Eco hi-tech can speed us to our climate targets - but the resources they need can immiserate many. The conundrums of "green" growth

Welcome back! We’re opening our next year of A/UK by covering two articles that that have different takes on the bottom-line of economic growth and climate catastrophe.

First, a reminder from Nature Geoscience on the limits of “ecomodernism” - the approach that believes in technical innovation as a way to reduce carbon emissions to zero, while maintaining the kind of society we’re used to, with easy access to services, conveniences and mobility. However as the writers remind us:

The imagined clean-energy future envisions a transition to the widespread use of mineral-intensive, high-tech, low-carbon technologies [self-driving cars, solar and wind grids, etc]. Key to manufacturing these low-carbon technologies, such as electric vehicles and energy storage systems, are metals. Mining these metals comes with costs of environmental pollution and social disruption in the regions from which the minerals are extracted.

The production of low-carbon technologies raises ethical conundrums - such as local environmental degradation at the mining location for the clean, green socioeconomic advancement of the distant end-user. The clean-energy future does not represent a solution sustainable for all who inhabit this Earth.

So the “decoupling” of economic growth and resource-use might have been achieved, in some instances, at the national level, eg Sweden. But studies are showing that over the last decade, there has been a general global re-coupling of economics and resources (reporting on both tendencies, see this 2020 paper).

The Nature Geoscience writers are social scientists, who want to highlight that there are societal assumptions built into the green growth model. The “ethical conundrums” noted above would be addressed by a post- or de-growth model:

In our opinion, degrowth scientists convincingly argue against the concept of high-tech, low-carbon, green growth. Instead, they advocate for a future that does not require a shift from one extraction regime to another — from fossil fuels to minerals — but entails a transition to living under a different political and economic system with a radically smaller demand for resources.

Such a system champions low-tech technologies such as bicycles over high-tech technologies such as electric cars, and technologies are evaluated based on whether they allow for ecologically sustainable human–Earth relations everywhere, for instance, by being open source, durable and repairable.

Overall, the aim is to inhabit Earth while using less energy and with diminished demand upon its resources.

More here.

Against this, the RethinkX think-tank believes that a tighter focus on accelerating the development - through markets and capitalism - of certain prioritised technologies holds out the possibility for a real advance towards elimination of carbon emissions globally, within a very tight timeframe (the mid 2030s). We have covered them previously, and we’re reporting today on their new survey, Rethinking Climate Change: How Humanity Can Choose to Reduce Emissions 90% by 2035 through the Disruption of Energy, Transportation, and Food with Existing Technologies. In the executive summary, they claim that:

more than three quarters of global GHG emissions can be mitigated by just eight key technologies that are either already at market and able to scale immediately, or ready to begin deploying to market. (See graphic below)

This provides a guide for decision-making based on how to prioritize our efforts to maximize mitigation benefits as soon as possible.
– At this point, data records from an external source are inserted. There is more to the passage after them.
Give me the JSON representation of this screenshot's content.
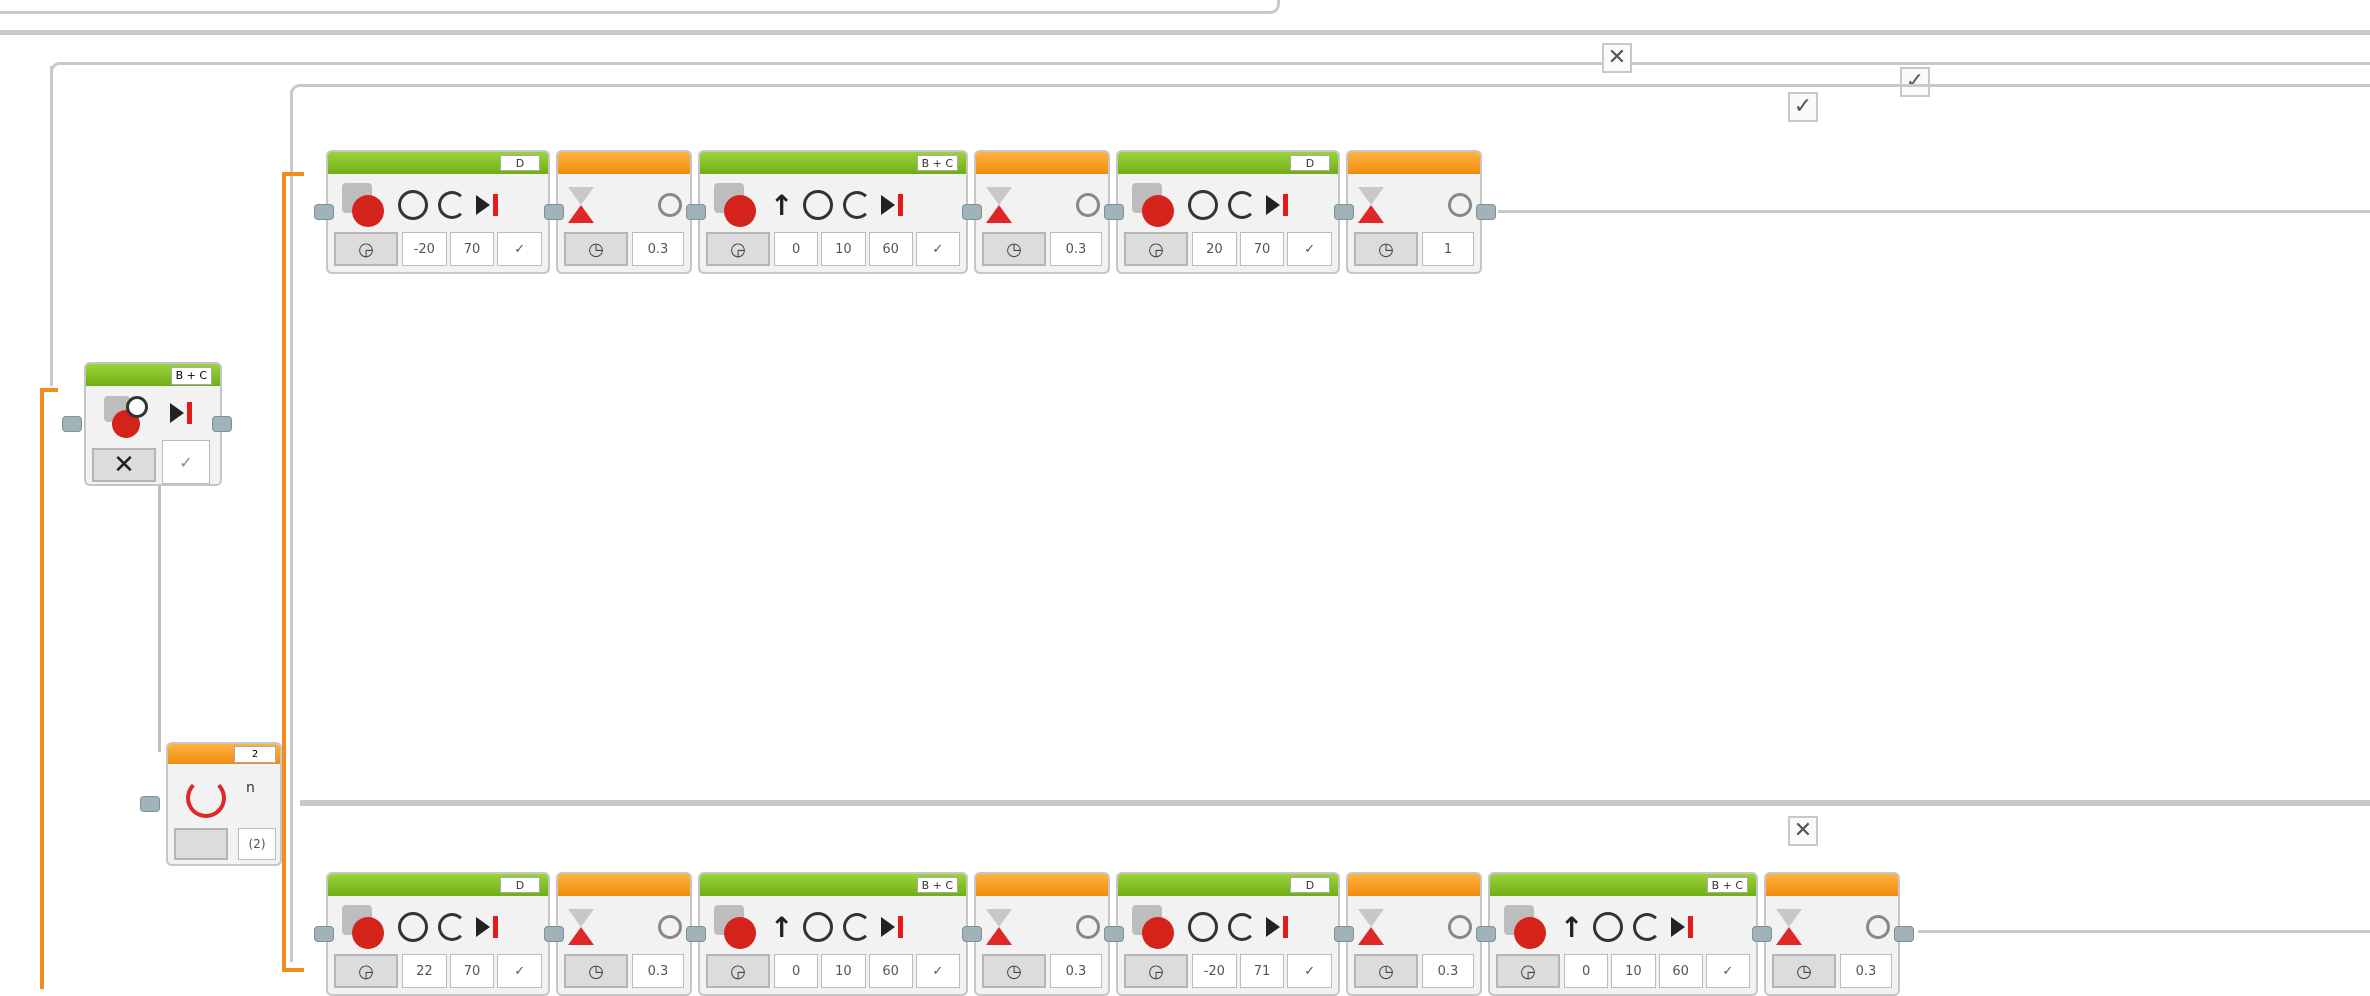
{
  "switch": {
    "close_marker": "✕",
    "check_marker": "✓"
  },
  "steering_block": {
    "port": "B + C",
    "mode_icon": "✕",
    "value": "✓"
  },
  "loop_block": {
    "label": "2",
    "count_label": "n",
    "mode_value": "(2)"
  },
  "top_row": [
    {
      "type": "motor",
      "port": "D",
      "values": [
        "-20",
        "70",
        "✓"
      ]
    },
    {
      "type": "wait",
      "values": [
        "0.3"
      ]
    },
    {
      "type": "steering",
      "port": "B + C",
      "values": [
        "0",
        "10",
        "60",
        "✓"
      ]
    },
    {
      "type": "wait",
      "values": [
        "0.3"
      ]
    },
    {
      "type": "motor",
      "port": "D",
      "values": [
        "20",
        "70",
        "✓"
      ]
    },
    {
      "type": "wait",
      "values": [
        "1"
      ]
    }
  ],
  "bottom_row": [
    {
      "type": "motor",
      "port": "D",
      "values": [
        "22",
        "70",
        "✓"
      ]
    },
    {
      "type": "wait",
      "values": [
        "0.3"
      ]
    },
    {
      "type": "steering",
      "port": "B + C",
      "values": [
        "0",
        "10",
        "60",
        "✓"
      ]
    },
    {
      "type": "wait",
      "values": [
        "0.3"
      ]
    },
    {
      "type": "motor",
      "port": "D",
      "values": [
        "-20",
        "71",
        "✓"
      ]
    },
    {
      "type": "wait",
      "values": [
        "0.3"
      ]
    },
    {
      "type": "steering",
      "port": "B + C",
      "values": [
        "0",
        "10",
        "60",
        "✓"
      ]
    },
    {
      "type": "wait",
      "values": [
        "0.3"
      ]
    }
  ],
  "colors": {
    "motor_header": "#7fbf1e",
    "wait_header": "#f5a021",
    "wire_orange": "#f28c1f",
    "wire_gray": "#bdbdbd"
  }
}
Without such a framework, decisionmakers are left with a scattershot rather than focused approach to fighting climate change, which runs the risk of misallocating financial, material, and political resources.

To maximize the climate benefits of these disruptions, investors, policymakers, civic leaders, and other decisionmakers should focus attention and resources in direct proportion to where the fastest and most impactful opportunities for emissions mitigation are located.
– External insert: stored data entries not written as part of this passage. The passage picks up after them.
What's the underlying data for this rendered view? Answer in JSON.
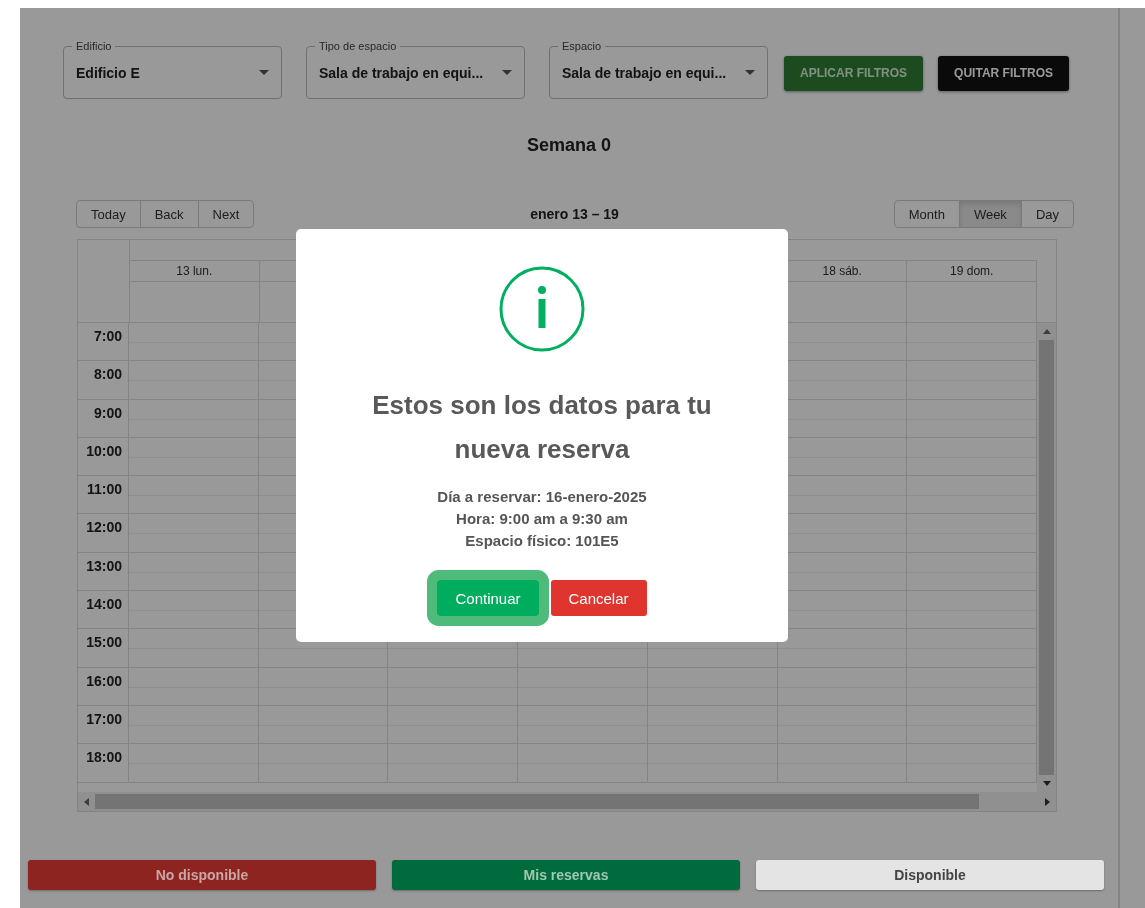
{
  "filters": [
    {
      "label": "Edificio",
      "value": "Edificio E"
    },
    {
      "label": "Tipo de espacio",
      "value": "Sala de trabajo en equi..."
    },
    {
      "label": "Espacio",
      "value": "Sala de trabajo en equi..."
    }
  ],
  "filter_buttons": [
    {
      "label": "APLICAR FILTROS",
      "kind": "apply"
    },
    {
      "label": "QUITAR FILTROS",
      "kind": "clear"
    }
  ],
  "week_title": "Semana 0",
  "calendar": {
    "nav_buttons": [
      "Today",
      "Back",
      "Next"
    ],
    "range": "enero 13 – 19",
    "views": [
      {
        "label": "Month",
        "selected": false
      },
      {
        "label": "Week",
        "selected": true
      },
      {
        "label": "Day",
        "selected": false
      }
    ],
    "day_columns": [
      {
        "label": "13 lun."
      },
      {},
      {},
      {},
      {},
      {
        "label": "18 sáb."
      },
      {
        "label": "19 dom."
      }
    ],
    "times": [
      "7:00",
      "8:00",
      "9:00",
      "10:00",
      "11:00",
      "12:00",
      "13:00",
      "14:00",
      "15:00",
      "16:00",
      "17:00",
      "18:00"
    ]
  },
  "legend": [
    {
      "label": "No disponible",
      "color": "#8e2420"
    },
    {
      "label": "Mis reservas",
      "color": "#006b3c"
    },
    {
      "label": "Disponible",
      "color": "#e4e4e4"
    }
  ],
  "dialog": {
    "title": "Estos son los datos para tu nueva reserva",
    "details": [
      "Día a reservar: 16-enero-2025",
      "Hora: 9:00 am a 9:30 am",
      "Espacio físico: 101E5"
    ],
    "buttons": [
      {
        "label": "Continuar",
        "kind": "confirm",
        "focused": true
      },
      {
        "label": "Cancelar",
        "kind": "cancel",
        "focused": false
      }
    ]
  }
}
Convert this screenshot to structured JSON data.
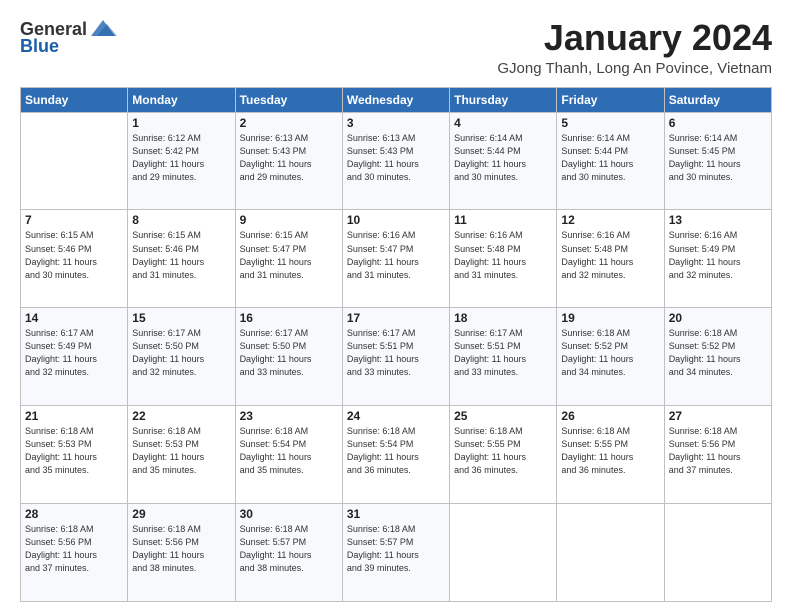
{
  "logo": {
    "general": "General",
    "blue": "Blue"
  },
  "header": {
    "month": "January 2024",
    "location": "GJong Thanh, Long An Povince, Vietnam"
  },
  "weekdays": [
    "Sunday",
    "Monday",
    "Tuesday",
    "Wednesday",
    "Thursday",
    "Friday",
    "Saturday"
  ],
  "weeks": [
    [
      {
        "day": "",
        "info": ""
      },
      {
        "day": "1",
        "info": "Sunrise: 6:12 AM\nSunset: 5:42 PM\nDaylight: 11 hours\nand 29 minutes."
      },
      {
        "day": "2",
        "info": "Sunrise: 6:13 AM\nSunset: 5:43 PM\nDaylight: 11 hours\nand 29 minutes."
      },
      {
        "day": "3",
        "info": "Sunrise: 6:13 AM\nSunset: 5:43 PM\nDaylight: 11 hours\nand 30 minutes."
      },
      {
        "day": "4",
        "info": "Sunrise: 6:14 AM\nSunset: 5:44 PM\nDaylight: 11 hours\nand 30 minutes."
      },
      {
        "day": "5",
        "info": "Sunrise: 6:14 AM\nSunset: 5:44 PM\nDaylight: 11 hours\nand 30 minutes."
      },
      {
        "day": "6",
        "info": "Sunrise: 6:14 AM\nSunset: 5:45 PM\nDaylight: 11 hours\nand 30 minutes."
      }
    ],
    [
      {
        "day": "7",
        "info": "Sunrise: 6:15 AM\nSunset: 5:46 PM\nDaylight: 11 hours\nand 30 minutes."
      },
      {
        "day": "8",
        "info": "Sunrise: 6:15 AM\nSunset: 5:46 PM\nDaylight: 11 hours\nand 31 minutes."
      },
      {
        "day": "9",
        "info": "Sunrise: 6:15 AM\nSunset: 5:47 PM\nDaylight: 11 hours\nand 31 minutes."
      },
      {
        "day": "10",
        "info": "Sunrise: 6:16 AM\nSunset: 5:47 PM\nDaylight: 11 hours\nand 31 minutes."
      },
      {
        "day": "11",
        "info": "Sunrise: 6:16 AM\nSunset: 5:48 PM\nDaylight: 11 hours\nand 31 minutes."
      },
      {
        "day": "12",
        "info": "Sunrise: 6:16 AM\nSunset: 5:48 PM\nDaylight: 11 hours\nand 32 minutes."
      },
      {
        "day": "13",
        "info": "Sunrise: 6:16 AM\nSunset: 5:49 PM\nDaylight: 11 hours\nand 32 minutes."
      }
    ],
    [
      {
        "day": "14",
        "info": "Sunrise: 6:17 AM\nSunset: 5:49 PM\nDaylight: 11 hours\nand 32 minutes."
      },
      {
        "day": "15",
        "info": "Sunrise: 6:17 AM\nSunset: 5:50 PM\nDaylight: 11 hours\nand 32 minutes."
      },
      {
        "day": "16",
        "info": "Sunrise: 6:17 AM\nSunset: 5:50 PM\nDaylight: 11 hours\nand 33 minutes."
      },
      {
        "day": "17",
        "info": "Sunrise: 6:17 AM\nSunset: 5:51 PM\nDaylight: 11 hours\nand 33 minutes."
      },
      {
        "day": "18",
        "info": "Sunrise: 6:17 AM\nSunset: 5:51 PM\nDaylight: 11 hours\nand 33 minutes."
      },
      {
        "day": "19",
        "info": "Sunrise: 6:18 AM\nSunset: 5:52 PM\nDaylight: 11 hours\nand 34 minutes."
      },
      {
        "day": "20",
        "info": "Sunrise: 6:18 AM\nSunset: 5:52 PM\nDaylight: 11 hours\nand 34 minutes."
      }
    ],
    [
      {
        "day": "21",
        "info": "Sunrise: 6:18 AM\nSunset: 5:53 PM\nDaylight: 11 hours\nand 35 minutes."
      },
      {
        "day": "22",
        "info": "Sunrise: 6:18 AM\nSunset: 5:53 PM\nDaylight: 11 hours\nand 35 minutes."
      },
      {
        "day": "23",
        "info": "Sunrise: 6:18 AM\nSunset: 5:54 PM\nDaylight: 11 hours\nand 35 minutes."
      },
      {
        "day": "24",
        "info": "Sunrise: 6:18 AM\nSunset: 5:54 PM\nDaylight: 11 hours\nand 36 minutes."
      },
      {
        "day": "25",
        "info": "Sunrise: 6:18 AM\nSunset: 5:55 PM\nDaylight: 11 hours\nand 36 minutes."
      },
      {
        "day": "26",
        "info": "Sunrise: 6:18 AM\nSunset: 5:55 PM\nDaylight: 11 hours\nand 36 minutes."
      },
      {
        "day": "27",
        "info": "Sunrise: 6:18 AM\nSunset: 5:56 PM\nDaylight: 11 hours\nand 37 minutes."
      }
    ],
    [
      {
        "day": "28",
        "info": "Sunrise: 6:18 AM\nSunset: 5:56 PM\nDaylight: 11 hours\nand 37 minutes."
      },
      {
        "day": "29",
        "info": "Sunrise: 6:18 AM\nSunset: 5:56 PM\nDaylight: 11 hours\nand 38 minutes."
      },
      {
        "day": "30",
        "info": "Sunrise: 6:18 AM\nSunset: 5:57 PM\nDaylight: 11 hours\nand 38 minutes."
      },
      {
        "day": "31",
        "info": "Sunrise: 6:18 AM\nSunset: 5:57 PM\nDaylight: 11 hours\nand 39 minutes."
      },
      {
        "day": "",
        "info": ""
      },
      {
        "day": "",
        "info": ""
      },
      {
        "day": "",
        "info": ""
      }
    ]
  ]
}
Since the overwhelming majority of these opportunities already lie in the Deploy and Scale stages, our primary efforts should be on enabling economic forces to do the heavy lifting by ensuring open, competitive, and transparent markets.

This means removing barriers that favor the incumbents such as utility monopolies in the energy sector, removing regulatory hurdles to electric and autonomous vehicles in the transportation sector, and removing livestock farming subsidies and protections in the food sector.
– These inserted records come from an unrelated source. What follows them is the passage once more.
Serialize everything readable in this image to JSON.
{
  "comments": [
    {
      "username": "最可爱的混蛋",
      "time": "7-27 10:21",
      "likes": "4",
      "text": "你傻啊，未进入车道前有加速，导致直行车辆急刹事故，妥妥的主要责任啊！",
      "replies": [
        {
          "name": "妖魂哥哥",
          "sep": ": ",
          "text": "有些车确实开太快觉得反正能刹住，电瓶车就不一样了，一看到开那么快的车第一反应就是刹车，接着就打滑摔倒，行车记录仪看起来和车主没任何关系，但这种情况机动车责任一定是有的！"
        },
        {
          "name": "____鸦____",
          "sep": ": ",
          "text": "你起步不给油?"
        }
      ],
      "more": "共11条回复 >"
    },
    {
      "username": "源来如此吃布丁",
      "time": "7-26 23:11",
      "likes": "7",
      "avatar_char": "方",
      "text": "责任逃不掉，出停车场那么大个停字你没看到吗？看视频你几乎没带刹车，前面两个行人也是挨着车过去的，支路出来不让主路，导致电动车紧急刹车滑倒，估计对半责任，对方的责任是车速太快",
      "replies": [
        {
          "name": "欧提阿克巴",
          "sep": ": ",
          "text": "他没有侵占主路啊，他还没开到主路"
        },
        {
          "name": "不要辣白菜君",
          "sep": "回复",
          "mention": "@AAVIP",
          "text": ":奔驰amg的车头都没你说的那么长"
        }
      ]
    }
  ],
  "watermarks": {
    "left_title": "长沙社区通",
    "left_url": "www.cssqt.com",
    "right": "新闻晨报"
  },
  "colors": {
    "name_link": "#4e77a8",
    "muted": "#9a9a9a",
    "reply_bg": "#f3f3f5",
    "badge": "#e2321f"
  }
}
More here. You have to read the paper to assess the credibility of the RethinkX case. It’s trying to marry the tech-sector mania for “disruption” in business and technology paradigms, to the prioritisation of green hi-tech (much of it sourced from materials that the Nature Geoscience paper regarded as “ethically troubling”). There are doubts about the very functionality of self-driving electric cars at the moment, never mind their energy-efficient properties. And how culturally ready are we for lab meat?

We are not averse to the idea that hoarded and misdirected capital in the current economic system might be redirected towards, or see opportunities in, our inevitable zero-carbon future. But we also think that radically resource-light lifestyles and social commitments are going to be the pull for that, as well as any push from investors seeing the light. The gap between these two papers is one worth exploring.